The Kenya Tea Growers Association and the Agricultural Employers Association went to court to stop the planned increase. They said that the law behind the increase was illegal.

In a decision from last year, Justices Mathews Nduma, Hellen Wasilwa, and Monica Mbaru said that the NSSF Act of 2013 was not valid.

They said that the Act did not involve the public because the Constitution says that important decisions should not be made without public input.

The last time the payments were reviewed was in 2001, when the rate was raised from Sh160 to Sh200.

Improve prospectsWith the NSSF Act 2013 now in effect, there is a chance that employees' payslip deductions for pension payments will increase.

The now-defunct Act said that the worker's and employer's combined pension contributions could not be more than Sh4,136, or 12% of the maximum pensionable wages of Sh34,476.

However, the state opted to spread the payment over five years in order to lessen the burden on the employees. As a result, top earners would pay more than Sh15,000 each month, with their employers topping out at an equal amount in the fifth year.

The government set a ceiling on the first year's 12.5% fee at the national average monthly income of Sh34,476, which implies that the NSSF may only be reimbursed up to Sh4,136 per month.

The fee would be split equally among the highest earners, who would pay Sh2,068 instead of the present Sh200, while the lowest earners would pay Sh360, or 12% of the minimum wage.

NSSF says that the reliance ratio in the country is too high and that more savings would help people age with respect.

It was set at Sh6,000 as part of a tiered scale designed to reduce senior citizen poverty.

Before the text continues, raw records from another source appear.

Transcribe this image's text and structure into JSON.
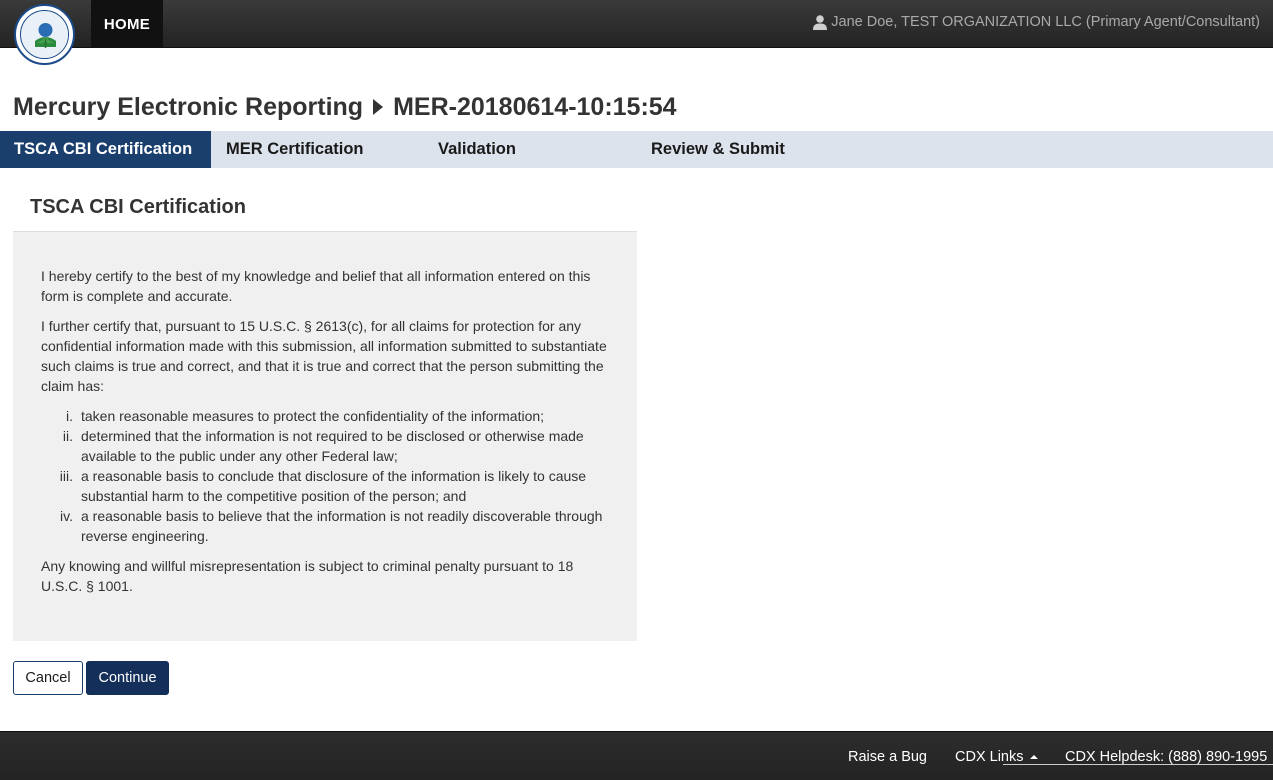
{
  "header": {
    "logo_alt": "United States Environmental Protection Agency",
    "home_label": "HOME",
    "user_text": "Jane Doe, TEST ORGANIZATION LLC (Primary Agent/Consultant)"
  },
  "page": {
    "title_main": "Mercury Electronic Reporting",
    "title_sub": "MER-20180614-10:15:54"
  },
  "steps": [
    {
      "label": "TSCA CBI Certification",
      "active": true
    },
    {
      "label": "MER Certification",
      "active": false
    },
    {
      "label": "Validation",
      "active": false
    },
    {
      "label": "Review & Submit",
      "active": false
    }
  ],
  "section": {
    "title": "TSCA CBI Certification",
    "para1": "I hereby certify to the best of my knowledge and belief that all information entered on this form is complete and accurate.",
    "para2": "I further certify that, pursuant to 15 U.S.C. § 2613(c), for all claims for protection for any confidential information made with this submission, all information submitted to substantiate such claims is true and correct, and that it is true and correct that the person submitting the claim has:",
    "items": [
      {
        "num": "i.",
        "text": "taken reasonable measures to protect the confidentiality of the information;"
      },
      {
        "num": "ii.",
        "text": "determined that the information is not required to be disclosed or otherwise made available to the public under any other Federal law;"
      },
      {
        "num": "iii.",
        "text": "a reasonable basis to conclude that disclosure of the information is likely to cause substantial harm to the competitive position of the person; and"
      },
      {
        "num": "iv.",
        "text": "a reasonable basis to believe that the information is not readily discoverable through reverse engineering."
      }
    ],
    "para3": "Any knowing and willful misrepresentation is subject to criminal penalty pursuant to 18 U.S.C. § 1001."
  },
  "buttons": {
    "cancel": "Cancel",
    "continue": "Continue"
  },
  "footer": {
    "raise_bug": "Raise a Bug",
    "cdx_links": "CDX Links",
    "helpdesk": "CDX Helpdesk: (888) 890-1995"
  },
  "colors": {
    "nav_active": "#1a3f6d",
    "nav_bg": "#dde3ec",
    "header_bg": "#2b2b2b",
    "box_bg": "#f0f0f0"
  }
}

Workers who have already signed up for an occupational plan have been given a break because they would have to pay 6% of the minimum salary, or Sh360, in the first year after getting permission from the Retirement Benefits Authority, the industry regulator.

Most businesses were expected to stop offering occupation schemes and switch to the statutory fund. To protect company-sponsored plans from failing, this amount was set to rise to Sh540 in the fifth year as a safety net.